As the rumoured 100-day summer heatwave began, Acas released some hot tips on how employers can manage the challenges posed by the hot weather. These included: ensure workplace temperatures are reasonable, use fans or air conditioners to keep cool at work, stay hydrated, have relaxed dress codes.

Vulnerable workers such as pregnant women or those on medication should be given more frequent rest breaks and fans or portable air cooling units should be provided. Employers should also consider a temporary change in working hours for Muslims who are currently observing Ramadan and fasting during the day.

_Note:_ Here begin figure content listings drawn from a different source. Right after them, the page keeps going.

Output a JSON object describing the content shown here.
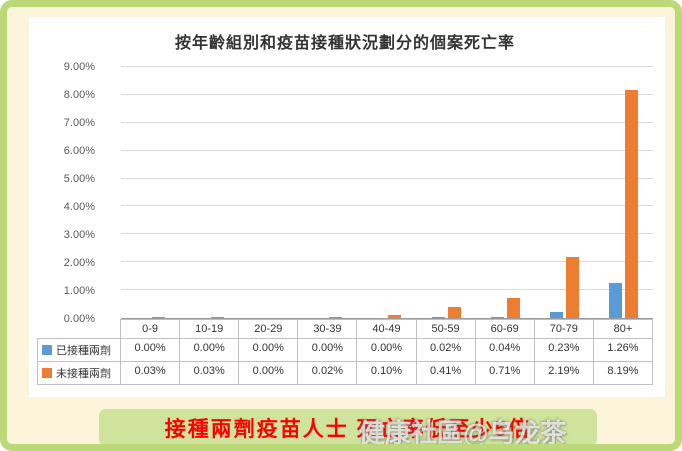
{
  "page": {
    "banner_text": "接種兩劑疫苗人士 死亡率低至少5倍",
    "banner_text_color": "#fe0000",
    "banner_bg_color": "#cfe39c",
    "watermark": "健康社區@乌龙茶"
  },
  "chart_data": {
    "type": "bar",
    "title": "按年齡組別和疫苗接種狀況劃分的個案死亡率",
    "categories": [
      "0-9",
      "10-19",
      "20-29",
      "30-39",
      "40-49",
      "50-59",
      "60-69",
      "70-79",
      "80+"
    ],
    "series": [
      {
        "name": "已接種兩劑",
        "color": "#5B9BD5",
        "values": [
          0,
          0,
          0,
          0,
          0,
          0.02,
          0.04,
          0.23,
          1.26
        ]
      },
      {
        "name": "未接種兩劑",
        "color": "#ED7D31",
        "values": [
          0.03,
          0.03,
          0,
          0.02,
          0.1,
          0.41,
          0.71,
          2.19,
          8.19
        ]
      }
    ],
    "value_labels": [
      [
        "0.00%",
        "0.00%",
        "0.00%",
        "0.00%",
        "0.00%",
        "0.02%",
        "0.04%",
        "0.23%",
        "1.26%"
      ],
      [
        "0.03%",
        "0.03%",
        "0.00%",
        "0.02%",
        "0.10%",
        "0.41%",
        "0.71%",
        "2.19%",
        "8.19%"
      ]
    ],
    "xlabel": "",
    "ylabel": "",
    "ylim": [
      0,
      9
    ],
    "ytick_labels": [
      "0.00%",
      "1.00%",
      "2.00%",
      "3.00%",
      "4.00%",
      "5.00%",
      "6.00%",
      "7.00%",
      "8.00%",
      "9.00%"
    ],
    "grid": true,
    "legend_position": "table-left"
  }
}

But spare a thought for those attending court. Gareth Weetman, a barrister at 7 Bedford Row, tweeted: 'No air con at court tomorrow. On the plus side, I should have shed a stone by the end of the day.'

Meanwhile, Guy Bowden, a criminal defence brief at Red Lion Chambers, tweeted: 'Sat in an air-con free robing room drafting admissions'¦ and court security come in and close the windows.'

However, some lawyers had more luck before judges, who were more relaxed about court dress code. Regular Solicitors Journal contributor Jonathan Black, a criminal defence solicitor, tweeted: 'Sitting in court. 6 counsel appearing before judge and jury all without wigs and gowns. It is so natural. Please can we grow up into the 21st century?'

In response, Ian Phillip, a solicitor advocate and partner at Hull-based Amber Solicitors, tweeted: 'At Hull Crown Court yesterday we were without gigs, gowns and jackets. Justice still got done.'

So, will HM Courts and Tribunal Service follow Acas' lead? Can it at least put some of the money from increased court fees into the electricity meter for the air conditioning? Better take a portable fan just in case.